Would it be nice to be able to shrink a filesystem online? Of course --
but nobody has been sufficiently motivated to do it, for any of the
commonly used filesystems.  The workaround is to not allocate all of
the space initially, and grow filesystems as needed. If you really
need to shrink the filesystem, boot from a rescue CD, or install a
rescue initramfs image in /boot, and boot from that.

> >But nobody ever bothered to write the userland code for an online 
> >defragmenter.
> 
> This is a major advantage microsoft has with NTFS over linux :-(

Doubtful.

Linux file systems generally don't need a defragmenter, except in a few
cases.  Reservations and/or delayed allocation help to alleviate problems
with files written incrementally, even on busy multi-user servers.  For
an overview of the state of Ext3, see:

   http://ext2.sourceforge.net/2005-ols/paper-html/cao.html

The principal problem is with slow-growing log files and mbox-style
mailboxes that may be written, closed, reopened, written, etc. 
For mailboxes a tar/untar of your mail directory works just fine.

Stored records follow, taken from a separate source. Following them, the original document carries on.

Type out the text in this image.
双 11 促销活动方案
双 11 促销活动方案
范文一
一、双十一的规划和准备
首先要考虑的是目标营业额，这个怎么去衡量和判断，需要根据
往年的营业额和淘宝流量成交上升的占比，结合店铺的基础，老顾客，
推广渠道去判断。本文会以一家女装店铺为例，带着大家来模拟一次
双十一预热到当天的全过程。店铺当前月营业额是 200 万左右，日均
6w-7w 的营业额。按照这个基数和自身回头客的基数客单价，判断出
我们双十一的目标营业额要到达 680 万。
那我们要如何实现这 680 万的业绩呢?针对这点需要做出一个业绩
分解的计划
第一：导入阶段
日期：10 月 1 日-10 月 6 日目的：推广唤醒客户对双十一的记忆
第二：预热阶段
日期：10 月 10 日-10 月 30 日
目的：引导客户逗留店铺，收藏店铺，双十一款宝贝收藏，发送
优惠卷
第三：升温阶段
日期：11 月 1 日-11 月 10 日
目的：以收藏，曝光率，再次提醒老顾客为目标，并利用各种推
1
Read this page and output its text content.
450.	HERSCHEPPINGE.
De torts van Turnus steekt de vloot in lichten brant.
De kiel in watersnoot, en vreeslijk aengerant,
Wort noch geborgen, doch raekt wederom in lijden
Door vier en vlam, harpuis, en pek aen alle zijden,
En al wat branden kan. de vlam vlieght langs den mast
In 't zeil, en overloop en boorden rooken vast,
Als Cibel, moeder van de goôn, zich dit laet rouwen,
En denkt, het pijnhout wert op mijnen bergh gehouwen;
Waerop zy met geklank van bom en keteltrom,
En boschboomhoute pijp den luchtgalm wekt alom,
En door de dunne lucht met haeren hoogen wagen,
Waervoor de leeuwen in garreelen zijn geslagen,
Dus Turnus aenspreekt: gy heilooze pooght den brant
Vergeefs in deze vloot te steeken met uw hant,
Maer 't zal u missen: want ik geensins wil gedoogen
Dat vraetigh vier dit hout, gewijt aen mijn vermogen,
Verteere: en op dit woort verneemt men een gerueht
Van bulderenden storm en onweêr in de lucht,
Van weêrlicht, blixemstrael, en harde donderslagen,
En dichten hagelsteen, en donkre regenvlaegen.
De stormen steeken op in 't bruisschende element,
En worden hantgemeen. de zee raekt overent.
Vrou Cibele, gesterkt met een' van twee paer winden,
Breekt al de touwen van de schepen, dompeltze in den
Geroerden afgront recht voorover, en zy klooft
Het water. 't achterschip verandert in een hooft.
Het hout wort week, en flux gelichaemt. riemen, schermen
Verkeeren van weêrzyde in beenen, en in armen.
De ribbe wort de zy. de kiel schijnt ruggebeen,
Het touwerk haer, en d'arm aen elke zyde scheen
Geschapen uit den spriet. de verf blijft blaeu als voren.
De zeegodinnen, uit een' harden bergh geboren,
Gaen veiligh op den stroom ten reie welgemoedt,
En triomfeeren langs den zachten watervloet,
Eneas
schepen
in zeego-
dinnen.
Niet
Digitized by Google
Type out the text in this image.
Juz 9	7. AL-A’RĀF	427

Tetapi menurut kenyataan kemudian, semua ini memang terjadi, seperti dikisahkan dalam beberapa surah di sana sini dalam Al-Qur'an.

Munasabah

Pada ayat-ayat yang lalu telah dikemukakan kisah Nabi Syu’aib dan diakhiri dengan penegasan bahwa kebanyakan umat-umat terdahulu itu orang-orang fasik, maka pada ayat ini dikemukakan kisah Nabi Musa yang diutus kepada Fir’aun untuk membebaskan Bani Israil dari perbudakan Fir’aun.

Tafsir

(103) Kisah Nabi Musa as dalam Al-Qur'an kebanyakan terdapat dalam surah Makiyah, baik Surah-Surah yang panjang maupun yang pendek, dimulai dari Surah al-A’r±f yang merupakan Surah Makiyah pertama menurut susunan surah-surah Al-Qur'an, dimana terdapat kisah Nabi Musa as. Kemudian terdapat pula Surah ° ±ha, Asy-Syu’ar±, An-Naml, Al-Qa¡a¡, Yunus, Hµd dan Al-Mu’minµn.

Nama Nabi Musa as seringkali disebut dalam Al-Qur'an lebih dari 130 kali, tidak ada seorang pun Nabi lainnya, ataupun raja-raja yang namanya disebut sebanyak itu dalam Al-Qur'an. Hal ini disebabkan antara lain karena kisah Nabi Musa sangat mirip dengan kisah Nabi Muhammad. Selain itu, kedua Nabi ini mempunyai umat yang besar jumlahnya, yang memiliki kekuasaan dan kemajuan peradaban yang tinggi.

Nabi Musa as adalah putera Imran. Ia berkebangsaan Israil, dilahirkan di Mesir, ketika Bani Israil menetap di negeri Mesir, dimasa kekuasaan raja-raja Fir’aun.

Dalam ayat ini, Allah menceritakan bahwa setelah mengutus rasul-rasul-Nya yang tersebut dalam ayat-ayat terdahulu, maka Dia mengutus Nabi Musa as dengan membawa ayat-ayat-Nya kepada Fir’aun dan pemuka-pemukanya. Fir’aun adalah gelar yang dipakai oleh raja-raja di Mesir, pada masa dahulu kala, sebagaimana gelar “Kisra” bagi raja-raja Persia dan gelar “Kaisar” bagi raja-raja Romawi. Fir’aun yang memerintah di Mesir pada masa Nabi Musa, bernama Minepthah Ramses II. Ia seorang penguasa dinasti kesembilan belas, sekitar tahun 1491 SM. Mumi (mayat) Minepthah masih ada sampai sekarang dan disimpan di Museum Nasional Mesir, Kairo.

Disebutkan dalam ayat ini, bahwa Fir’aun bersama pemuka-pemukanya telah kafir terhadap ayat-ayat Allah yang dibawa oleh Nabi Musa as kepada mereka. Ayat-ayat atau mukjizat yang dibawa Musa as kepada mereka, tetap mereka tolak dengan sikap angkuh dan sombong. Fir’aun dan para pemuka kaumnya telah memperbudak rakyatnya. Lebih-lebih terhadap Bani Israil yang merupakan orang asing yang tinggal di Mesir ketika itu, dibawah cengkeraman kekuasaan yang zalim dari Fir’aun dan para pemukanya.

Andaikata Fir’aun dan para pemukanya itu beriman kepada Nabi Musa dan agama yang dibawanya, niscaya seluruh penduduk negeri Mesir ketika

There is a tool called Disk Allocation Viewer here:

   http://davtools.sourceforge.net/

It provides a nice graphical display of file allocation, just like the
Windows defragmenters.  It just won't do anything about it; that's
left as an exercise. :-)

More interesting than plain defragmenting would be clustering based upon
access pattern. E.g., I'd like to know the performance difference, if
any, between a system installed one RPM at at time, and updated via YUM,
where files are scattered across the the filesystem directory structure
as each RPM is installed, vs. a full file-level backup/restore.

Demand-paging of libraries and executables complicates the whole picture,
because the file is not read linearly.  The access pattern of huge C++
monoliths like OpenOffice.org is stomach-churning, though efforts have
been made to improve it.

Using one of the many tracing tools (Jens Axboe's blktrace, or LTT)
and a virtualization environment (Xen, QEMU, etc.), one could pretty
easily set up controlled experiments and record traces.

Regards,

	Bill Rugolsky